The Hitech GP driver was crowned in race two on Sunday in challenging conditions, with overnight rain leading to the majority of drivers starting on wet tyres on a drying circuit.
Browning passed main rival Joel Granfors early on, and finished second behind Elite Motorsport’s Tom Lebbon. Needing to finish fourth to keep his title hopes alive, Fortec Motorsports’ Granfors could only manage 13th after his tyres overheated.
“There was a bit of chaos the first couple of laps,” Browning told Formula Scout. “I knew it was going to be all about tyre management, and obviously it worked out. I couldn’t be more happy with the result.
“I wasn’t aware how far Joel dropped back but I was aware I was in second and needed him to be in fourth. So I just thought I’ll keep on pushing and see where it ends up. I saw on the pitboard ‘P1 2022’ and they gave me some notifications as I was coming up to it that I was going to be champion. It felt pretty special the last couple of laps.”
Granfors was quick to congratulate his rival afterwards, the pair having had several close battles through 2022.
“After two laps I started feeling the rears going more and more, and then the rear tyres were absolutely gone,” said Granfors. “Then everyone got past me. I’ve never had that much oversteer in my whole career.
“Congratulations to Luke.
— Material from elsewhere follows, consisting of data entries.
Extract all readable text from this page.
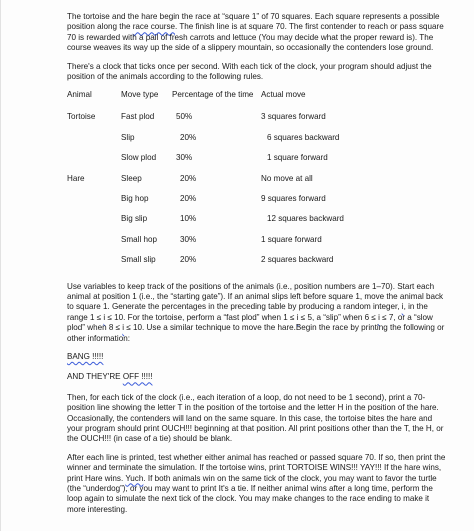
The tortoise and the hare begin the race at “square 1” of 70 squares. Each square represents a possible position along the race course. The finish line is at square 70. The first contender to reach or pass square 70 is rewarded with a pail of fresh carrots and lettuce (You may decide what the proper reward is). The course weaves its way up the side of a slippery mountain, so occasionally the contenders lose ground.

There's a clock that ticks once per second. With each tick of the clock, your program should adjust the position of the animals according to the following rules.

Animal	Move type	Percentage of the time	Actual move
Tortoise	Fast plod	50%	3 squares forward
	Slip	20%	6 squares backward
	Slow plod	30%	1 square forward
Hare	Sleep	20%	No move at all
	Big hop	20%	9 squares forward
	Big slip	10%	12 squares backward
	Small hop	30%	1 square forward
	Small slip	20%	2 squares backward

Use variables to keep track of the positions of the animals (i.e., position numbers are 1–70). Start each animal at position 1 (i.e., the “starting gate”). If an animal slips left before square 1, move the animal back to square 1. Generate the percentages in the preceding table by producing a random integer, i, in the range 1 ≤ i ≤ 10. For the tortoise, perform a “fast plod” when 1 ≤ i ≤ 5, a “slip” when 6 ≤ i ≤ 7, or a “slow plod” when 8 ≤ i ≤ 10. Use a similar technique to move the hare.Begin the race by printing the following or other information:

BANG !!!!!

AND THEY'RE OFF !!!!!

Then, for each tick of the clock (i.e., each iteration of a loop, do not need to be 1 second), print a 70-position line showing the letter T in the position of the tortoise and the letter H in the position of the hare. Occasionally, the contenders will land on the same square. In this case, the tortoise bites the hare and your program should print OUCH!!! beginning at that position. All print positions other than the T, the H, or the OUCH!!! (in case of a tie) should be blank.

After each line is printed, test whether either animal has reached or passed square 70. If so, then print the winner and terminate the simulation. If the tortoise wins, print TORTOISE WINS!!! YAY!!! If the hare wins, print Hare wins. Yuch. If both animals win on the same tick of the clock, you may want to favor the turtle (the “underdog”), or you may want to print It's a tie. If neither animal wins after a long time, perform the loop again to simulate the next tick of the clock. You may make changes to the race ending to make it more interesting.
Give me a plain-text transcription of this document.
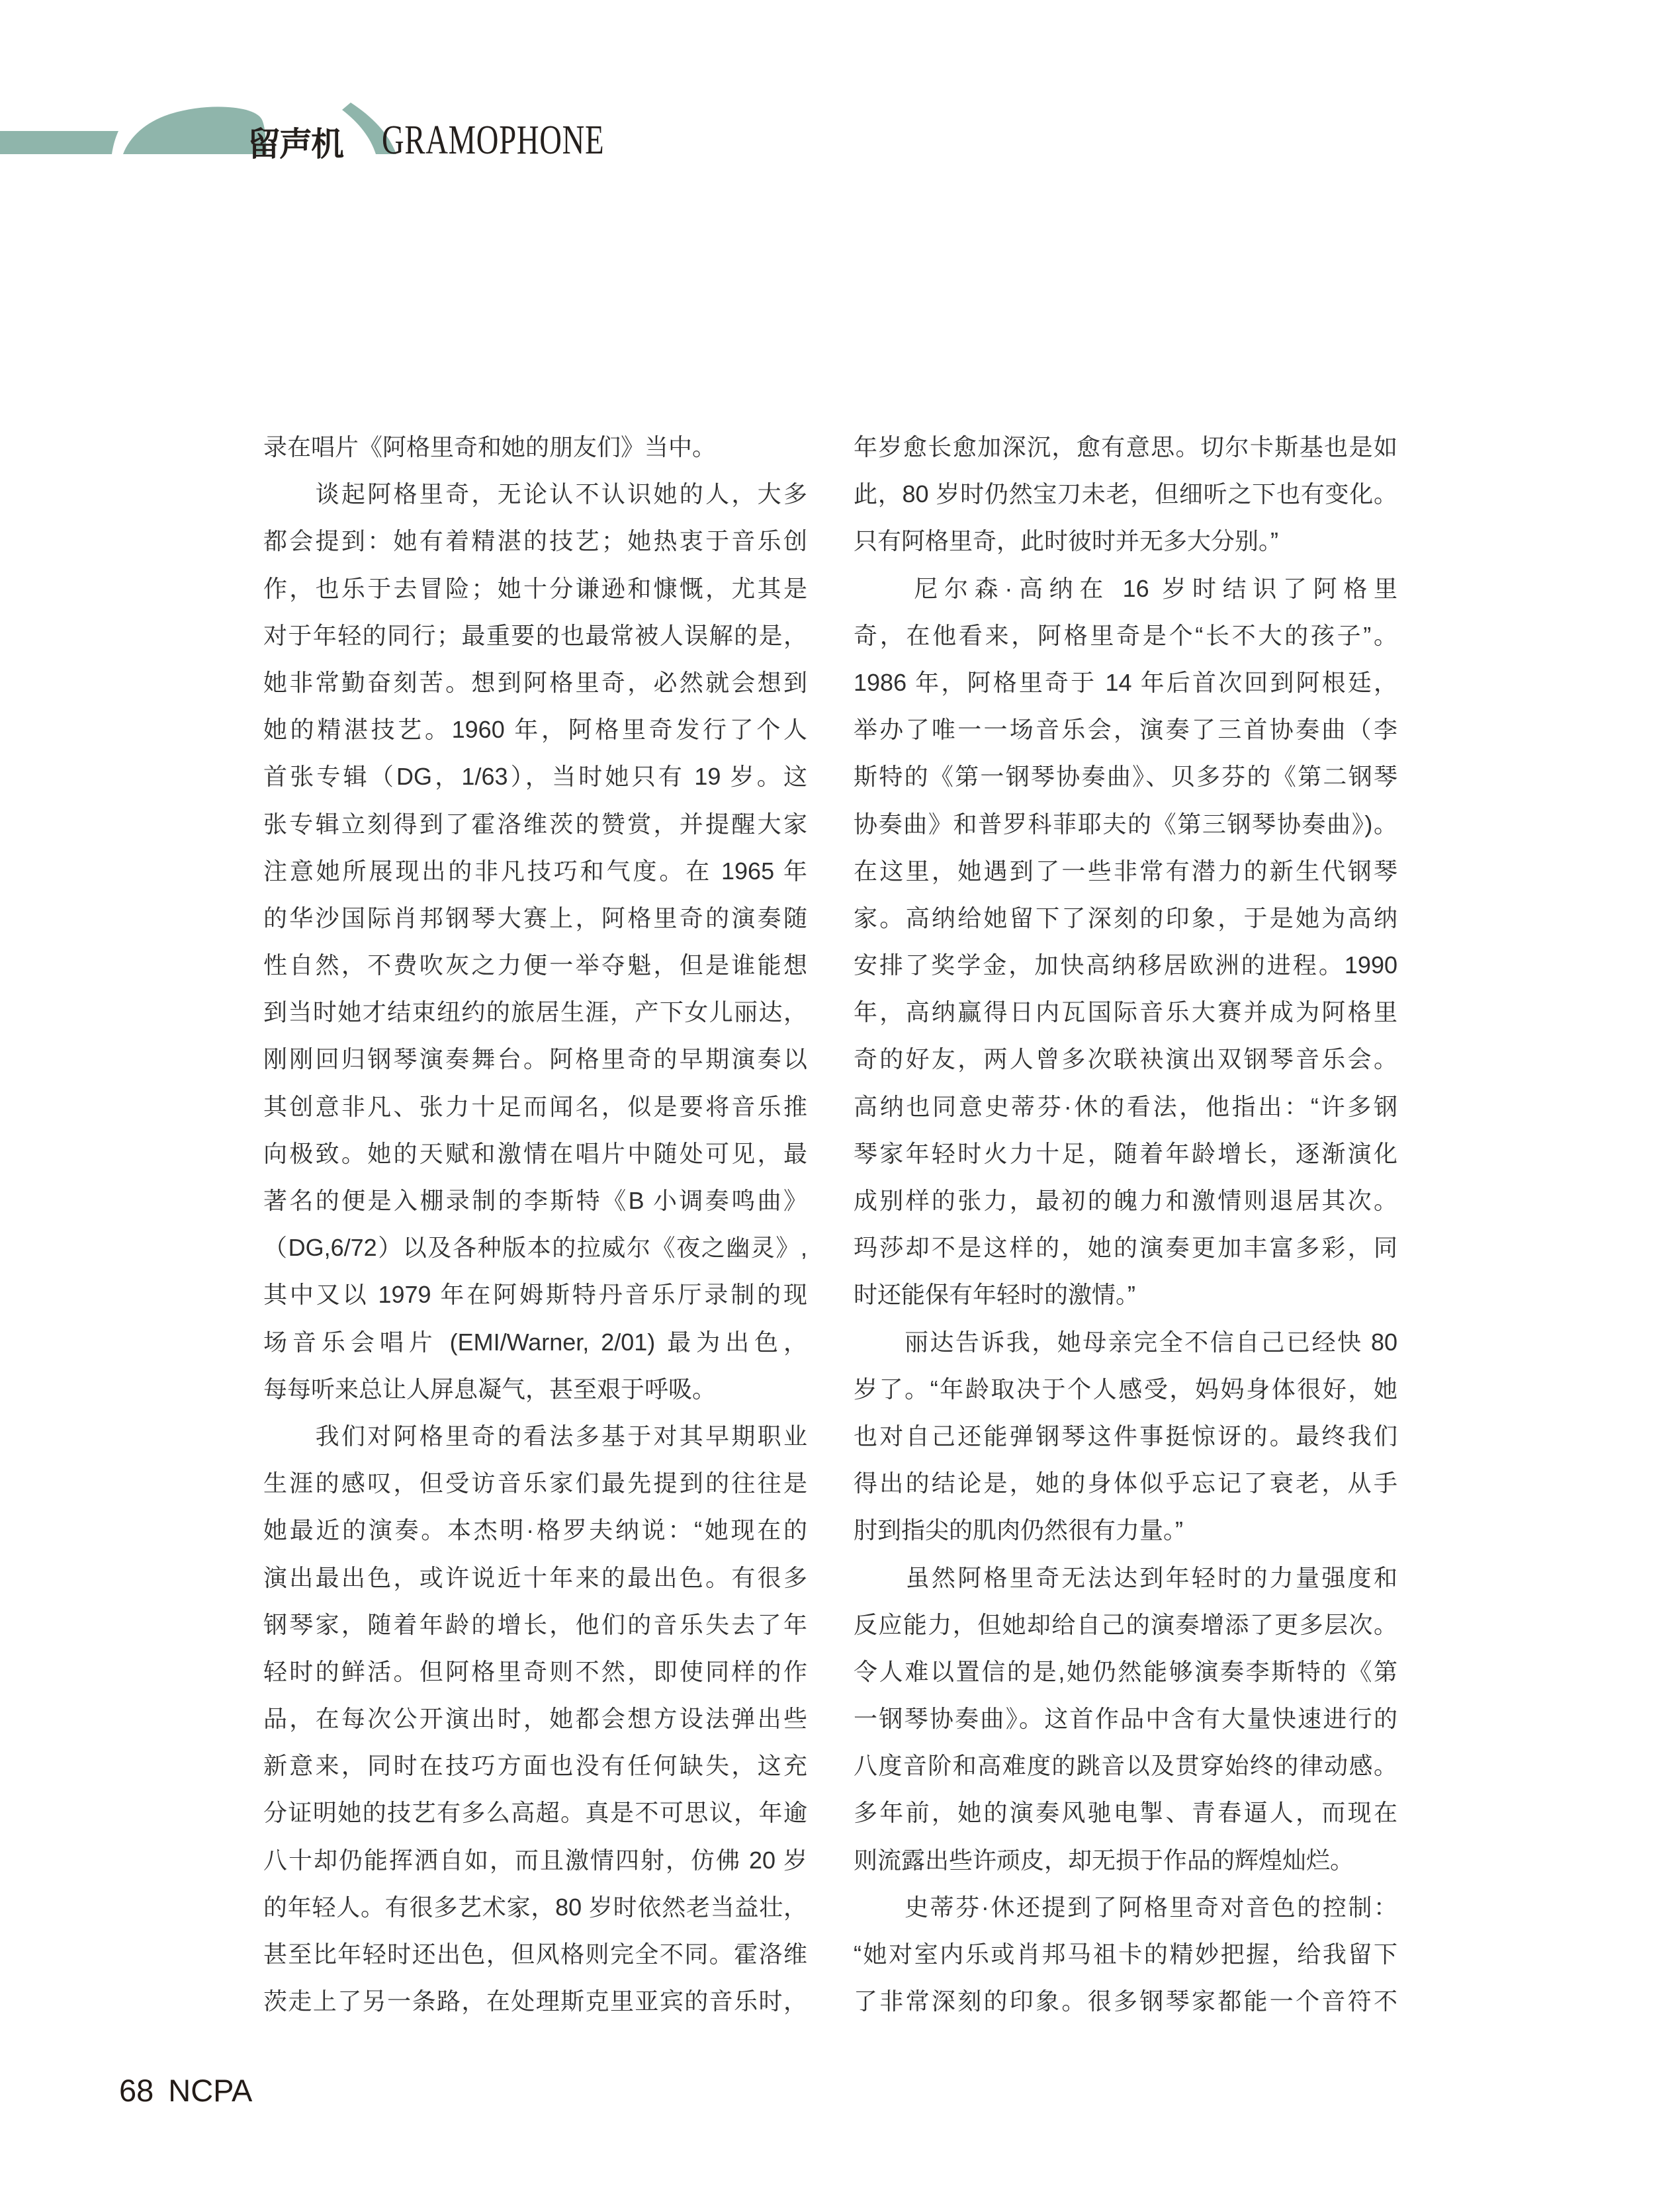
留声机 GRAMOPHONE
录在唱片《阿格里奇和她的朋友们》当中。
　　谈起阿格里奇，无论认不认识她的人，大多
都会提到：她有着精湛的技艺；她热衷于音乐创
作，也乐于去冒险；她十分谦逊和慷慨，尤其是
对于年轻的同行；最重要的也最常被人误解的是，
她非常勤奋刻苦。想到阿格里奇，必然就会想到
她的精湛技艺。1960 年，阿格里奇发行了个人
首张专辑（DG，1/63），当时她只有 19 岁。这
张专辑立刻得到了霍洛维茨的赞赏，并提醒大家
注意她所展现出的非凡技巧和气度。在 1965 年
的华沙国际肖邦钢琴大赛上，阿格里奇的演奏随
性自然，不费吹灰之力便一举夺魁，但是谁能想
到当时她才结束纽约的旅居生涯，产下女儿丽达，
刚刚回归钢琴演奏舞台。阿格里奇的早期演奏以
其创意非凡、张力十足而闻名，似是要将音乐推
向极致。她的天赋和激情在唱片中随处可见，最
著名的便是入棚录制的李斯特《B 小调奏鸣曲》
（DG,6/72）以及各种版本的拉威尔《夜之幽灵》,
其中又以 1979 年在阿姆斯特丹音乐厅录制的现
场音乐会唱片 (EMI/Warner, 2/01) 最为出色，
每每听来总让人屏息凝气，甚至艰于呼吸。
　　我们对阿格里奇的看法多基于对其早期职业
生涯的感叹，但受访音乐家们最先提到的往往是
她最近的演奏。本杰明·格罗夫纳说：“她现在的
演出最出色，或许说近十年来的最出色。有很多
钢琴家，随着年龄的增长，他们的音乐失去了年
轻时的鲜活。但阿格里奇则不然，即使同样的作
品，在每次公开演出时，她都会想方设法弹出些
新意来，同时在技巧方面也没有任何缺失，这充
分证明她的技艺有多么高超。真是不可思议，年逾
八十却仍能挥洒自如，而且激情四射，仿佛 20 岁
的年轻人。有很多艺术家，80 岁时依然老当益壮，
甚至比年轻时还出色，但风格则完全不同。霍洛维
茨走上了另一条路，在处理斯克里亚宾的音乐时，
年岁愈长愈加深沉，愈有意思。切尔卡斯基也是如
此，80 岁时仍然宝刀未老，但细听之下也有变化。
只有阿格里奇，此时彼时并无多大分别。”
　　尼尔森·高纳在 16 岁时结识了阿格里
奇，在他看来，阿格里奇是个“长不大的孩子”。
1986 年，阿格里奇于 14 年后首次回到阿根廷，
举办了唯一一场音乐会，演奏了三首协奏曲（李
斯特的《第一钢琴协奏曲》、贝多芬的《第二钢琴
协奏曲》和普罗科菲耶夫的《第三钢琴协奏曲》)。
在这里，她遇到了一些非常有潜力的新生代钢琴
家。高纳给她留下了深刻的印象，于是她为高纳
安排了奖学金，加快高纳移居欧洲的进程。1990
年，高纳赢得日内瓦国际音乐大赛并成为阿格里
奇的好友，两人曾多次联袂演出双钢琴音乐会。
高纳也同意史蒂芬·休的看法，他指出：“许多钢
琴家年轻时火力十足，随着年龄增长，逐渐演化
成别样的张力，最初的魄力和激情则退居其次。
玛莎却不是这样的，她的演奏更加丰富多彩，同
时还能保有年轻时的激情。”
　　丽达告诉我，她母亲完全不信自己已经快 80
岁了。“年龄取决于个人感受，妈妈身体很好，她
也对自己还能弹钢琴这件事挺惊讶的。最终我们
得出的结论是，她的身体似乎忘记了衰老，从手
肘到指尖的肌肉仍然很有力量。”
　　虽然阿格里奇无法达到年轻时的力量强度和
反应能力，但她却给自己的演奏增添了更多层次。
令人难以置信的是,她仍然能够演奏李斯特的《第
一钢琴协奏曲》。这首作品中含有大量快速进行的
八度音阶和高难度的跳音以及贯穿始终的律动感。
多年前，她的演奏风驰电掣、青春逼人，而现在
则流露出些许顽皮，却无损于作品的辉煌灿烂。
　　史蒂芬·休还提到了阿格里奇对音色的控制：
“她对室内乐或肖邦马祖卡的精妙把握，给我留下
了非常深刻的印象。很多钢琴家都能一个音符不
68 NCPA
It’s been a fair and tight fight all year so he deserves it.”
Browning pinpointed consistency as a factor in his title, having finished on the podium in races one and two – where grids are set by qualifying positions – at every round except for the first one at Donington where he crashed out through no fault of his own and in the second Silverstone round after Hitech’s exclusion from qualifying left him recovering lost ground.
“With all the setbacks we’ve had I think we finished outside of the top three once, bar starting [almost] last in every race at Silverstone,” Browning reflected.
“It’s been pretty special. The consistency in the races has been insane, I don’t think I’ve made a mistake this year, truly, in the races. A few mistakes in qualifying here and there, where we should have been further up than we were. But racing, we’ve had a flawless year, really.”
Hitech won the teams’ championship for the first time after rival Carlin suffered the misfortune of all three of its cars being caught up in an incident at the Fogarty Esses in the season’s final race.
“That was unexpected, and I do feel for Carlin,” said Hitech team manager Phil Blow.
“When things like that happen, you take them. The amount of work they’ve all put in, the engineers, everyone. I’ve always said there’s no one person in a racing team. To get the teams’ championship, it’s down to them all.”